Showing posts with label Jonathan Rosenbaum. Show all posts
Showing posts with label Jonathan Rosenbaum. Show all posts

Monday, December 14, 2009

Artificial, yes. Intelligent, no.



Salon has started a rather fine film section in it's redesign, and it was a surprise to see Chicago Reader movie critic Jonathan Rosenbaum highlighted in a brief piece defending Steven Spielberg's maligned sci-fi meditation on the human soul, A.I.Artificial Intelligence. His defense of the feature , brave as it is, has the benefit of being a pithy:


Reading it simply as a Spielberg film, as most detractors do, or even trying to read it simply as a Kubrick film, is a pretty futile exercise with limited rewards, even though the fingerprints of both directors are all over it. Seeing it as a perpetually unresolved dialectic between Kubrick and Spielberg starts to yield a complicated kind of sense -- an ambiguity where the bleakest pessimism and the most ecstatic kind of feel-good enchantment swiftly alternate and even occasionally blend, not to mention a far more enriching experience, however troubling and unresolved. As a profound meditation on the difference between what's human and what isn't, it also constitutes one of the best allegories about cinema that I know.
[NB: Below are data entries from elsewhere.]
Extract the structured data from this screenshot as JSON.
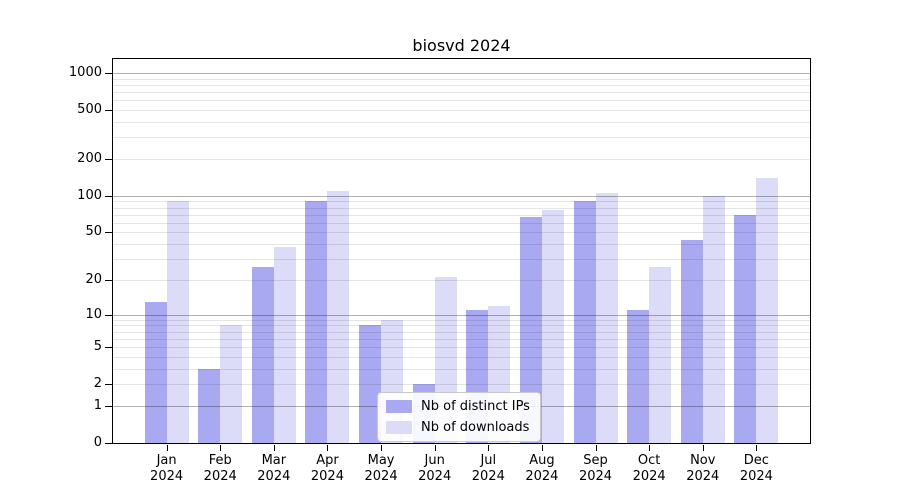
{
  "chart_data": {
    "type": "bar",
    "title": "biosvd 2024",
    "categories": [
      "Jan 2024",
      "Feb 2024",
      "Mar 2024",
      "Apr 2024",
      "May 2024",
      "Jun 2024",
      "Jul 2024",
      "Aug 2024",
      "Sep 2024",
      "Oct 2024",
      "Nov 2024",
      "Dec 2024"
    ],
    "series": [
      {
        "name": "Nb of distinct IPs",
        "color": "#a9a9f2",
        "values": [
          13,
          3,
          26,
          91,
          8,
          2,
          11,
          67,
          91,
          11,
          43,
          70
        ]
      },
      {
        "name": "Nb of downloads",
        "color": "#dcdcf9",
        "values": [
          90,
          8,
          38,
          110,
          9,
          21,
          12,
          77,
          105,
          26,
          100,
          140
        ]
      }
    ],
    "xlabel": "",
    "ylabel": "",
    "yscale": "log1p",
    "ylim": [
      0,
      1000
    ],
    "yticks": [
      0,
      1,
      2,
      5,
      10,
      20,
      50,
      100,
      200,
      500,
      1000
    ],
    "grid": "major horizontal gray, minor faint, drawn over bars",
    "legend_position": "lower center inside plot"
  },
  "colors": {
    "axis": "#000000",
    "background": "#ffffff",
    "grid_major": "#b3b3b3",
    "grid_minor": "#e6e6e6",
    "legend_border": "#c9c9c9"
  }
}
I am glad someone thought this was a good movie. I had the good fortune to take a couple film courses with Jonathan Rosenbaum in the seventies when he was a visiting film lecturer in UC San Diego's Visual Arts Department. The topic of one class, Paranoia in Films, was an especially engaging, if diffusely defined course, and it was of particular interest that the required text for the course was Gravity's Rainbow by Thomas Pynchon, from which Mr. Rosenbaum would bestow cryptic quotes from the book like "God is the original conspiracy theory" while showing acutely observed studies in monomania such as Nick Ray's Bigger than Life. That film in particular was apt for a course in paranoia on film, as it dealt with a meek school teacher's growing dependence of a mood altering medicine (cortisone) that converted into an arrogant, edgy, lunatic who needed eventually to be placed in a straight jacket. The print Rosenbaum received for the class wasn't the theatrical print he expected, but rather the cropped version, intended for television screens, where much of the image was cut away and the focus was on the talking heads. Viewing a tightly contained James Mason screaming larger than life on a large auditorium screen made you feel like you were watching someone trying to escape from a shrinking glass box. Paranoid indeed.

It's with this back story that I understand his appreciation of A.I.:Artificial Intelligence, but where he sees a brave vision from Steven Spielberg in the way he attempts to sort through the ways technology threatens to blur and eventually erase the distinctions between human and android programming--the eventual point was that both these creations are subject to a hard wiring that needs to bond with others as a defense against the lurking solitude--but it remains for me a vague, grandstanding mess. The buzz was that this was intended as the last film Stanley Kubrick was to make but never got to, and that Spielberg had gained access to the notes and developed his own ideas about how to flesh out, so to speak, the bare premise. Kubrick , is not the best person to pick if you're in the market for a useful idea for a film; more than a few of us have felt that the late director's reputation was inflated beyond sane justification, a man who could indeed shoot an engrossing sequence but was ill at ease to explain what thinking lay behind his imagery. It was a matter of monumental style in Kubrick's films, and he's lucky enough to make a hand ful of movies that haven't had their reputations collapse after their initial release and the wave of awestruck reviews.

His final movie, Eyes Wide Shut, was as pompous and preposterous a botched project as anything Ed Wood had made; you suspect that he had actually died before he had a chance to repair the raw feed in post production. Even the director's skill for making capable actors appear like sleepwalkers wasn't enough to calm the antsy Tom Cruise; he remains within his emotional range as an over-eyed wind-up toy. AI,in kind, was a half a bad idea from Kubrick's mind, was was reason enough for Spielberg to pour on the effects, flash the lights, go crazy with the colors, with abrupt and unconsidered cuts between broad humor, family hour sweetness and uncorked violence and villainy. The last set of clauses sound like a Coen Brothers movie, sure, but the Coens have a tone that runs through through their vexing genre variations and character studies; there are links, there are connections, there are matters in the frames that can be discussed, debated, but which are very tangibly present in the movie. Spielberg is muscle, flash, loud noises; his idea of subtext is a Cliffs Notes of discussion points--what morality play that can be discerned operates only on the surface, and it is when this happens--as it does all though this messy, ill-lit narrative--that you realize what button-pushing schlock meister the director really is. The whole A.I. enterprise comes off like that horribly cropped scene of James Mason yelling on an auditorium screen. Nothing at all fits the slim premise.